To be sure, there is a lot of money to be made in this industry, and given the conditioning of their audiences, pulling on heart strings will naturally be profitable. However, the ubiquity of information, complete with sound bites and graphics packages, desensitizes the audience to the grave nature of truly tragic events. While a photograph of a maniac pointing a gun at a camera hooks the audience, it focuses attention on the one person who deserves none.
There were an estimated four to five acres of satellite trucks accompanying over 600 reporters just 24 hours after the attack at Virginia Tech. At a time when a small community must have been in utter shock at the circumstances, it seems unlikely that the prying video cameras, microphones, and prolix commentary surrounding the tragedy were beneficial to the victims.
The Cardinal had the opportunity to hastily supply its own coverage of the event, considering it occurred on a Monday, and the Cardinal prints on Tuesdays.
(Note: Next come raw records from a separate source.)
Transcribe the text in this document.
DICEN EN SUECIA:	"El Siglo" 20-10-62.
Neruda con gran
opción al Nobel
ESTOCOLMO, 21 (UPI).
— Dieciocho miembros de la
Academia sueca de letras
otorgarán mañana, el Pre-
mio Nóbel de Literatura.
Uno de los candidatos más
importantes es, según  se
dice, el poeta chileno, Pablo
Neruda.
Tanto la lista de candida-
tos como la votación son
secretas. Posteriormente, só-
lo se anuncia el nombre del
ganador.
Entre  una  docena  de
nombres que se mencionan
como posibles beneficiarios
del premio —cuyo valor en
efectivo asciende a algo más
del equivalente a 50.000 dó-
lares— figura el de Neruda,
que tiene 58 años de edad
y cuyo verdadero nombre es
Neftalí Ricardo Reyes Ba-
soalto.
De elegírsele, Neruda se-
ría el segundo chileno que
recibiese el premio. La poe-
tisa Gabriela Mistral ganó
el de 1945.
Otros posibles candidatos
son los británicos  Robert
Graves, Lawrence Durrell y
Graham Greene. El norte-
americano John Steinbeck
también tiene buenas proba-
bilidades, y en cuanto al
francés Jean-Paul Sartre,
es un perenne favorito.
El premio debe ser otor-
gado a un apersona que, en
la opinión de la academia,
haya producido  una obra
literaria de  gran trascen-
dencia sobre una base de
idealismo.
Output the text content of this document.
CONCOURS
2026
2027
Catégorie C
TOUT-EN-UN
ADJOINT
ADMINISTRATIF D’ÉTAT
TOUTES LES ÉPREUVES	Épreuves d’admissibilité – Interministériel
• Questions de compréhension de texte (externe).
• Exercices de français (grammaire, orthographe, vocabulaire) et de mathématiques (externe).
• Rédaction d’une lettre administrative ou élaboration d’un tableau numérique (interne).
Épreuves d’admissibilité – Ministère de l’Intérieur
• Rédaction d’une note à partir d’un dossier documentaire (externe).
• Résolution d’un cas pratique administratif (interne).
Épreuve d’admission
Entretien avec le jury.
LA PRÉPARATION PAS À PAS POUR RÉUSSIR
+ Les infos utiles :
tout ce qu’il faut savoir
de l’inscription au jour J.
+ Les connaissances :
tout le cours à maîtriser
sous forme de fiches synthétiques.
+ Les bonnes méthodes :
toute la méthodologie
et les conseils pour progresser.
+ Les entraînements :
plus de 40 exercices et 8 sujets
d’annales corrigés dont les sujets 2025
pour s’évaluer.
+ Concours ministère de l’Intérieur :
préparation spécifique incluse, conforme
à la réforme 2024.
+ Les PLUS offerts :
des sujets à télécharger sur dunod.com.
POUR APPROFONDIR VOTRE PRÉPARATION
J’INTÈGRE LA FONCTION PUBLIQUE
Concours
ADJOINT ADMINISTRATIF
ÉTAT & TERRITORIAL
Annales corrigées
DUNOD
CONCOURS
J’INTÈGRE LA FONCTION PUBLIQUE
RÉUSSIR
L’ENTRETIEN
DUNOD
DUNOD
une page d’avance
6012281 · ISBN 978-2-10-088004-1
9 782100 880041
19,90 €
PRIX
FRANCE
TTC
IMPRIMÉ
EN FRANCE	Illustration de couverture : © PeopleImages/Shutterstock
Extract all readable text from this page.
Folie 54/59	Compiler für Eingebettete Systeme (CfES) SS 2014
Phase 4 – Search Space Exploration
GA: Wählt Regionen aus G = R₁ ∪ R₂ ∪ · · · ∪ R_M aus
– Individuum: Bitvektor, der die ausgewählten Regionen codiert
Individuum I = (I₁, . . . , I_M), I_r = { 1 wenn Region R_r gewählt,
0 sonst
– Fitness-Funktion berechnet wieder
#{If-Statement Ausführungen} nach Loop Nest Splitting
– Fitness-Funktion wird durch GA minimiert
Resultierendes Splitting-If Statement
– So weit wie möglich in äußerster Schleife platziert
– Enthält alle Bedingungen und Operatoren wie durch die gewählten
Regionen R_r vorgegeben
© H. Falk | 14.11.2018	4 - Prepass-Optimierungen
However, the editors determined that in light of the saturation of the story through other media outlets, it would be inappropriate to write impulse articles based only on the second-hand coverage of others, which at the time provided very limited information.
While indeed our reporters began talking to students around the University of Louisville, it seemed initially that most students didn’t really know what was going on with the situation unfolding 385 miles away. Mega media outlets like CNN, Fox News and MSNBC were all reporting different details of the story; some online and TV news sources even offered differing death tolls across their tickers in the early hours after the story broke. With that in mind, the Cardinal’s editors felt it would be largely irresponsible to prematurely print ideas about which so little was known.
Indeed, a tragedy occurred in our nation, but bomb threats, hoax packages and a barrage of concerns about campus safety have hit closer to home for many. Thus, we hope this week’s edition will help you, our readers, make sense of all that has gone on here, around you – not just in the national spotlight – since last Monday.